In Wisconsin, you can order grilled bratwurst with your eggs and toast and fried potatoes. But then, brats are available there 24 hours a day.

Spam, sliced thin and fried as you like it.

I don’t know if kippers is considered meat, but they’re pretty damned good.

From what I understand, most of the Linguiça (Portuguese sausage) we have in Hawaii is milder and sweeter than the traditional product. Many consider the Portuguese sausage (we never call it Linguiça) available exclusively in the McDonalds local breakfast (Portuguese sausage, eggs and rice) to be the best. McDonalds has it made especially for their restaurants.

A traditional Japanese breakfast includes some type of fish instead of meat.

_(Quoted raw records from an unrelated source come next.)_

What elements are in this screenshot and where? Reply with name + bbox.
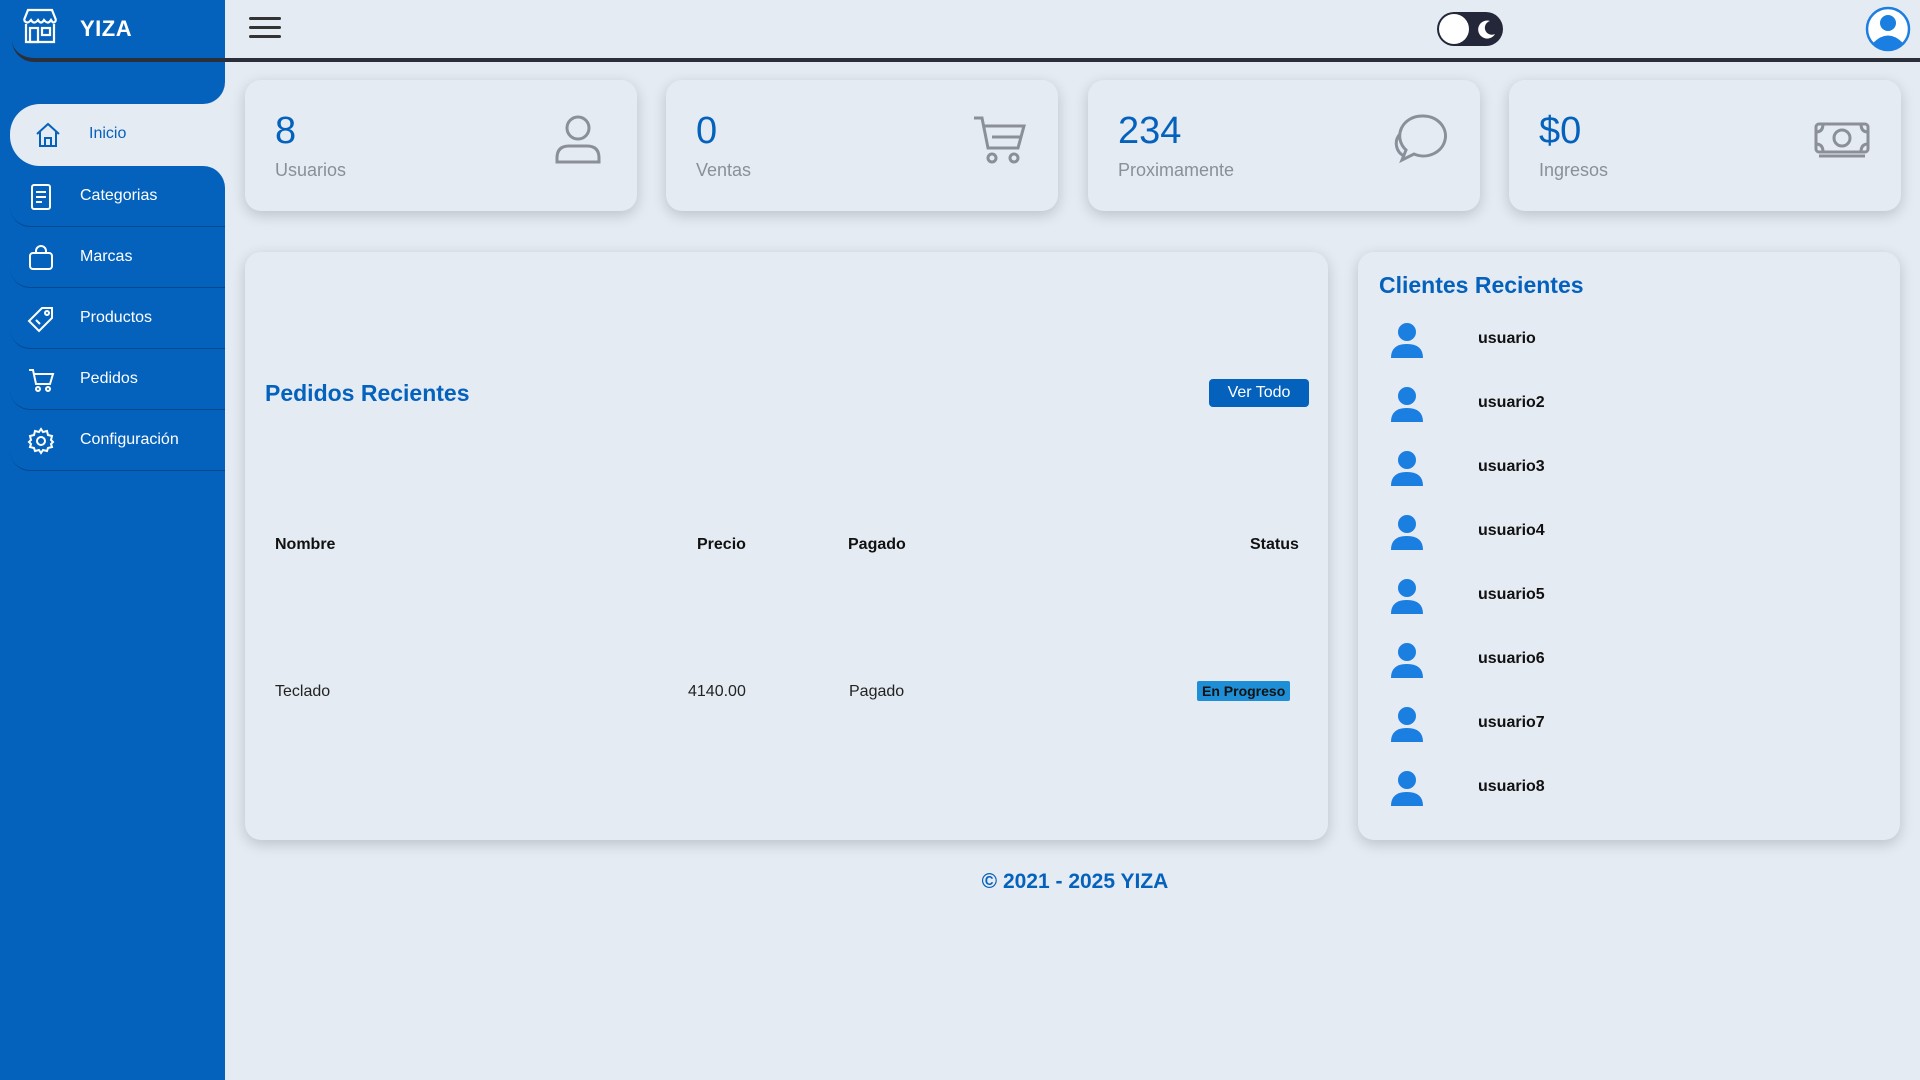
client-name: usuario4: [1478, 522, 1545, 539]
cart-icon: [29, 369, 55, 392]
stat-label: Proximamente: [1118, 160, 1235, 180]
stat-value: $0: [1539, 110, 1582, 152]
order-price: 4140.00: [688, 683, 746, 700]
dark-mode-toggle[interactable]: [1437, 12, 1503, 46]
client-name: usuario5: [1478, 586, 1545, 603]
footer-text: © 2021 - 2025 YIZA: [981, 870, 1169, 893]
moon-icon: [1478, 20, 1495, 39]
client-name: usuario3: [1478, 458, 1545, 475]
stat-value: 0: [696, 110, 718, 152]
user-icon: [555, 115, 601, 164]
sidebar-item-productos[interactable]: Productos: [10, 288, 225, 349]
topbar: [225, 0, 1920, 62]
stat-card-ingresos: $0 Ingresos: [1509, 80, 1901, 211]
brand-header: YIZA: [12, 0, 225, 62]
store-icon: [22, 8, 58, 44]
home-icon: [36, 122, 60, 147]
user-icon: [1391, 579, 1423, 614]
user-avatar-icon[interactable]: [1865, 6, 1911, 52]
sidebar-item-label: Inicio: [89, 125, 127, 142]
client-name: usuario7: [1478, 714, 1545, 731]
column-header-precio: Precio: [697, 536, 746, 553]
clients-title: Clientes Recientes: [1379, 272, 1584, 298]
sidebar-item-configuracion[interactable]: Configuración: [10, 410, 225, 471]
stat-card-proximamente: 234 Proximamente: [1088, 80, 1480, 211]
user-icon: [1391, 771, 1423, 806]
order-paid: Pagado: [849, 683, 905, 700]
active-curve-top: [185, 64, 225, 104]
tag-icon: [27, 307, 53, 333]
list-item[interactable]: usuario4: [1388, 510, 1868, 554]
recent-orders-panel: Pedidos Recientes Ver Todo Nombre Precio…: [245, 252, 1328, 840]
stat-value: 8: [275, 110, 297, 152]
toggle-knob: [1439, 14, 1469, 44]
list-item[interactable]: usuario5: [1388, 574, 1868, 618]
column-header-pagado: Pagado: [848, 536, 906, 553]
sidebar-item-label: Categorias: [80, 187, 158, 204]
user-icon: [1391, 451, 1423, 486]
recent-clients-panel: Clientes Recientes usuario usuario2 usua…: [1358, 252, 1900, 840]
orders-title: Pedidos Recientes: [265, 380, 470, 406]
client-name: usuario: [1478, 330, 1536, 347]
user-icon: [1391, 387, 1423, 422]
column-header-nombre: Nombre: [275, 536, 336, 553]
list-item[interactable]: usuario6: [1388, 638, 1868, 682]
hamburger-icon[interactable]: [249, 17, 281, 41]
sidebar-item-inicio[interactable]: Inicio: [10, 104, 225, 166]
sidebar-item-marcas[interactable]: Marcas: [10, 227, 225, 288]
user-icon: [1391, 515, 1423, 550]
bag-icon: [29, 245, 53, 270]
list-item[interactable]: usuario2: [1388, 382, 1868, 426]
sidebar-item-label: Configuración: [80, 431, 179, 448]
client-name: usuario6: [1478, 650, 1545, 667]
chat-icon: [1394, 114, 1447, 164]
list-item[interactable]: usuario7: [1388, 702, 1868, 746]
sidebar-item-label: Pedidos: [80, 370, 138, 387]
list-item[interactable]: usuario3: [1388, 446, 1868, 490]
list-item[interactable]: usuario8: [1388, 766, 1868, 810]
sidebar-item-label: Productos: [80, 309, 153, 326]
cart-icon: [974, 116, 1026, 164]
sidebar-item-categorias[interactable]: Categorias: [10, 166, 225, 227]
footer: © 2021 - 2025 YIZA: [240, 860, 1910, 904]
user-icon: [1391, 643, 1423, 678]
stat-label: Ingresos: [1539, 160, 1609, 180]
status-badge: En Progreso: [1197, 681, 1291, 701]
brand-name: YIZA: [80, 16, 133, 41]
stat-value: 234: [1118, 110, 1182, 152]
view-all-button[interactable]: Ver Todo: [1209, 379, 1309, 407]
stat-label: Usuarios: [275, 160, 347, 180]
column-header-status: Status: [1250, 536, 1299, 553]
list-item[interactable]: usuario: [1388, 318, 1868, 362]
sidebar-item-label: Marcas: [80, 248, 133, 265]
sidebar: YIZA Inicio Categorias Marcas Productos …: [0, 0, 225, 1080]
document-icon: [31, 184, 51, 210]
money-icon: [1814, 122, 1870, 158]
user-icon: [1391, 707, 1423, 742]
user-icon: [1391, 323, 1423, 358]
client-name: usuario2: [1478, 394, 1545, 411]
client-name: usuario8: [1478, 778, 1545, 795]
sidebar-item-pedidos[interactable]: Pedidos: [10, 349, 225, 410]
stat-card-usuarios: 8 Usuarios: [245, 80, 637, 211]
stat-card-ventas: 0 Ventas: [666, 80, 1058, 211]
gear-icon: [27, 427, 55, 455]
order-name: Teclado: [275, 683, 331, 700]
stat-label: Ventas: [696, 160, 752, 180]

Bentos (Japanese boxed lunch with various foods over a bed of rice) are popular for breakfast here. Meats can be anything, beef, chicken, pork in various forms. And fish and fried eggs are usually added a a secondary protein.

I have cooked thin pork chops for breakfast many times. Serve with fried apples and eggs. And, of course, bisquits. Altho’, my MIL made corn muffins.

Nothing like an order of Eggs Benedict made with a brat patty instead of canadian bacon! Johnsonville or Miesfelds preferred, Sheboygan will do, too.

So very, very, very wrong. Chorizo is the best of all anti-hangover breakfast meats to ever exist, and is awesome in any breakfast.

I don’t think I’ve ever had chorizo with breakfast, but I have had it, and I can’t see what would be wrong with it as a breakfast meat. It’d go well with eggs.